# Is there a rational number x such that sqrt(x) is irrational, but sqrt(x)^sqrt(x) is rational?

## The motivation for this question is to consider: ${\sqrt{2}}^{\sqrt{2}}$ and ${\left({\sqrt{2}}^{\sqrt{2}}\right)}^{\sqrt{2}}$. Note that $\sqrt{2}$ is irrational, and ${\left({\sqrt{2}}^{\sqrt{2}}\right)}^{\sqrt{2}} = {\sqrt{2}}^{2} = 2$. So either ${\sqrt{2}}^{\sqrt{2}}$ is rational and we find that this rational number raised to an irrational power $\sqrt{2}$ is also rational, or ${\sqrt{2}}^{\sqrt{2}}$ is irrational and we find that this irrational number raised to an irrational power is rational. Going back to the question asked, I think there is no such rational number $x$, but I also suspect that it is difficult to prove.

Apr 30, 2017

No. If $\sqrt{x}$ is irrational, then ${\sqrt{x}}^{\sqrt{x}}$ is transcendental by the Gelfond-Schneider theorem.

#### Explanation:

The Gelfond-Schneider theorem says that if $a , b$ are algebraic numbers with $a \ne 0$, $a \ne 1$ and $b$ irrational, then ${a}^{b}$ is transcendental (which implies that it is irrational).

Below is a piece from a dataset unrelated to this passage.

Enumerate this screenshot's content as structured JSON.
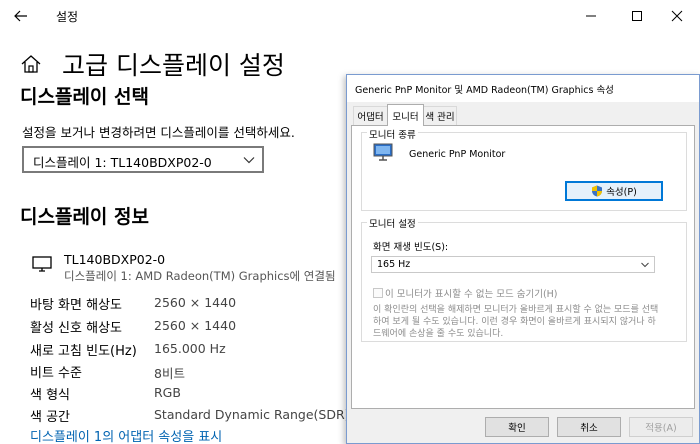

A proof of the Gelfond-Schneider theorem can be found at http://people.math.sc.edu/filaseta/gradcourses/Math785/Math785Notes8.pdf

In our example, $\sqrt{x}$ is irrational, so it will not be equal to $0$ or $1$ and is algebraic, since it's a root of ${t}^{2} - x = 0$ with $x$ rational.

Hence with $a = b = \sqrt{x}$ we can deduce that ${\sqrt{x}}^{\sqrt{x}} = {a}^{b}$ is transcendental, so irrational.